Thursday, January 13, 2011

Pain Relievers vs Heart Disease: What's the Link?

The World Health Organization (WHO) recommends a stepped approach to pain relief, consisting of acetaminophen and non-steroidal anti-inflammatory drugs (NSAIDs) as the pharmacologic mainstay.  However, the downside to acetaminophen is its ubiquity, despite being the number one cause of hepatotoxicity (liver failure) in the US, enough so that the FDA will soon be limiting the amount of acetaminophen in combination narcotic medications.

But I digress. I wanted to review some of the safety concerns about NSAIDs.  It's been known for quite some time that traditional NSAIDs, such as ibuprofen, can increase one's risk for stomach ulcers and kidney damage.  That led to the development of cox-2 inhibitors, a subclass of NSAIDs that was supposed to have a lower risk of stomach ulcers.  However, as we found out w/Vioxx (rofecoxib) and Bextra (valdecoxib), which were pulled off the market due to an increase risk of heart disease, there's no free lunch.  This then led to a re-examination of all NSAIDs to determine each drug's individual risk of heart disease.

In a study just published in the British Medical Journal, the authors analyzed data from 31 trials of 116,42 patients followed for 115,000 patient-years and concluded that most, if not all, NSAIDs increased one's risk for heart attacks, stroke, death from heart disease, and death from any cause, with rofecoxib the worst offender and naproxen the least offensive.  I wouldn't be surprised if these findings hit the lay press shortly w/some rather inflammatory sound bites, such as "Pain Killers Cause Heart Attacks!"

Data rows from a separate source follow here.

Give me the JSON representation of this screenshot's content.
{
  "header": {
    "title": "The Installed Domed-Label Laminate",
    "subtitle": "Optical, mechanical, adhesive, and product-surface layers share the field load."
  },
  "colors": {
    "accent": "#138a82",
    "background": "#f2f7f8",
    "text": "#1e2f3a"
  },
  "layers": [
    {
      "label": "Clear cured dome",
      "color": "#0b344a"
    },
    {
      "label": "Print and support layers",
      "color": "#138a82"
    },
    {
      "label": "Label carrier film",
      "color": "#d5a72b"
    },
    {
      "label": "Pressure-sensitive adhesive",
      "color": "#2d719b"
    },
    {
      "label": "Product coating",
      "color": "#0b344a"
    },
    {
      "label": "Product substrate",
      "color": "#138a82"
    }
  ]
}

Mind you I'm not here to defend the pharmaceutical industry, but while the statistics do support pulling rofecoxib from the market, the numbers are not statistically significant for most NSAIDs.  To understand this, we have to review the principle behind the 95% confidence interval (or credibility interval as used in the BMJ).  What this range tells you is that if you repeated the analysis 100 times, 95 out of that 100 times you'd have results within this range.  As long as both the upper & lower limits are on the same side of 1, your results are statistically valid.  However, as in the case for a number of the NSAIDs, when the upper limit is greater than 1 and the lower limit is less than 1, the implication is that 95 times out of 100, you might be better or worse than your comparator.  That's no better than flipping a coin!

So while the sound bite might report a doubling of one's risk for heart attack from lumiracoxib (not sold in the States), the fact that the 95% confidence interval ranges from 0.71 to 6.21 implies that the results are not statistically significant.  It says nothing about the risk of heart attack, just that I wouldn't want to mislead my patients.